LJ Cohen’s Halcyone Space sci-fi series follows a band of intrepid young explorers as they try to navigate the world of political intrigue, rogue AIs and a brewing rebellion — in space.
Because of Cohen’s wide and diverse set of characters, she focused their story and personal development by allowing each of the available three books to focus primarily on one set of characters.
“It’s a juggling act, making sure that each character moves the story forward in a critical way and that each subplot serves the greater arc. It involves a lot of planning and the liberal use of a large white board, a wiki, and several spiral bound notebooks.”
With so many characters to focus on and keep track of, when it comes to romance, Cohen defers to her characters, allowing what feels right for them to shine through.
“I saw Derelict as primarily Ro’s story, as she has the most to gain and lose through its course. I hadn’t planned on any romantic relationships at the outset. In fact, Nomi wasn’t even a character initially. But when I understood Ro’s main internal conflict — learning to trust — then it became crucial that she have someone to work through that with. And the literal communication problems the station had in establishing a connection with the ship seemed like an appropriate metaphor for a relationship.”
Cohen borrowed from many different areas to create the Halcyone Space station and world, with all its’ intricate politics and rules.
“Part of the world came from the thought experiment of what the ‘colonies’ would have looked like if the British had won the Revolutionary War. That’s the historical situation — the war the colonies lost 40 years before the story begins — that sets up the current world of Halcyone Space.”
Cohen also took inspiration from more recent events, like the Hurricane Katrina and Superstorm Sandy, to create the need to leave Earth and colonize space in the wake of these disasters.

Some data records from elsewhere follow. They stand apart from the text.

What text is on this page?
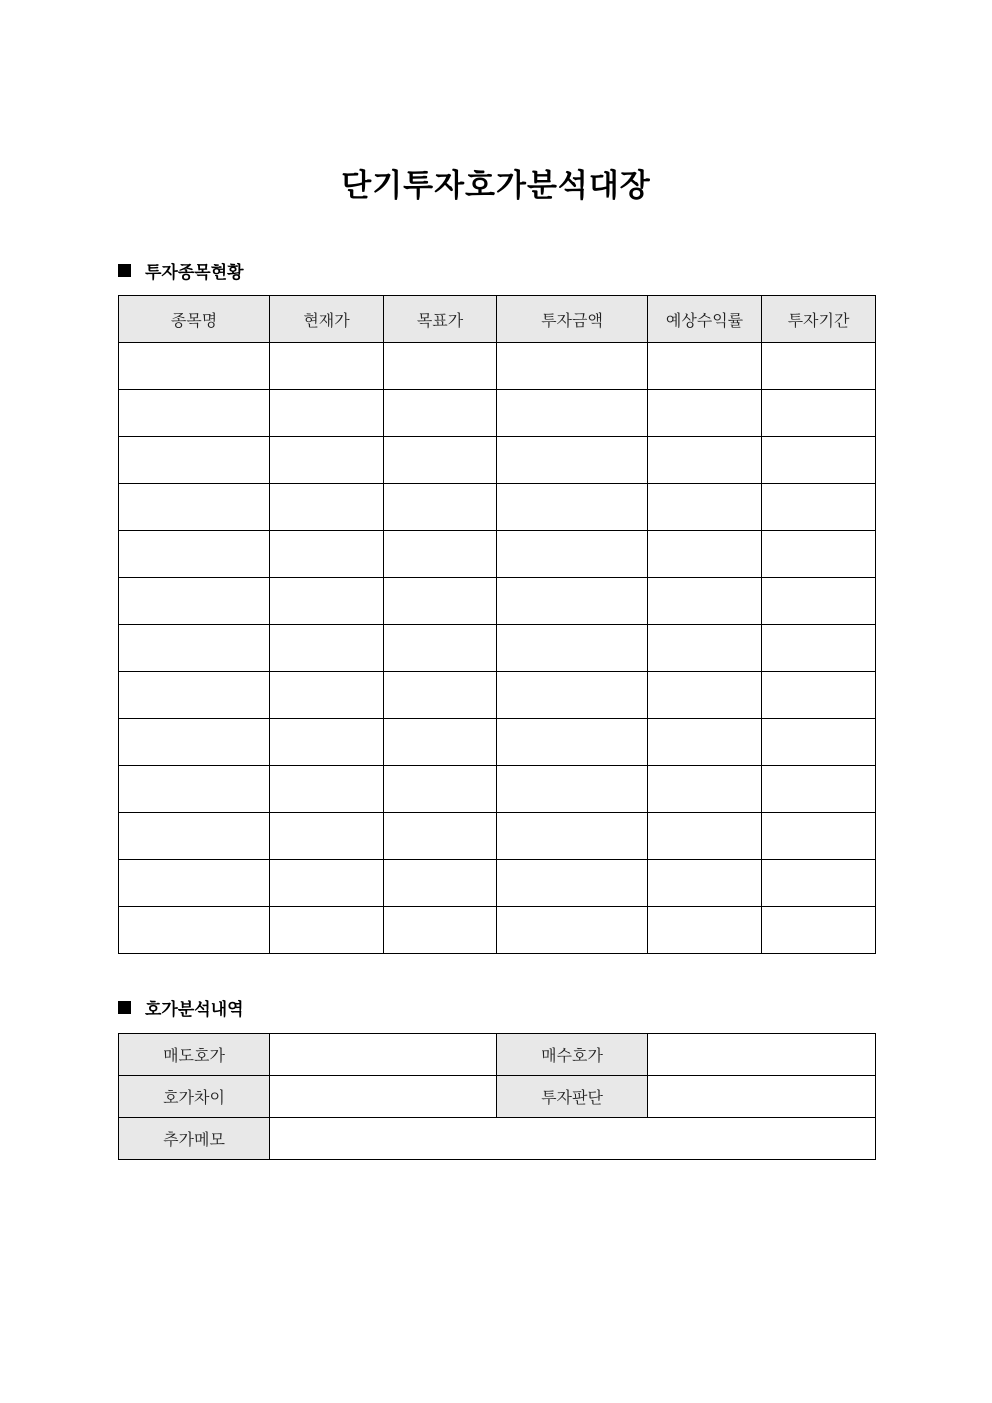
단기투자호가분석대장
투자종목현황
종목명	현재가	목표가	투자금액	예상수익률	투자기간

호가분석내역
매도호가		매수호가	
호가차이		투자판단	
추가메모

A side-effect of the futuristic element of the series is the presence of AIs (creatures with artificial intelligence) that play a large part in the novels as a common commodity for the characters. That can bring up the question of whether there is an inevitability and inherent danger in introducing AIs into the world — a question that Ro and her crew face in Derelict.
“I think that AIs are subject to the flaws of their creators and programmers. Halcyone isn’t ‘bad’. She’s essentially dealing with PTSD from the virus she was infected with in the war, and in the case of a space ship run by an AI mind, fight or flight becomes a very literal problem.”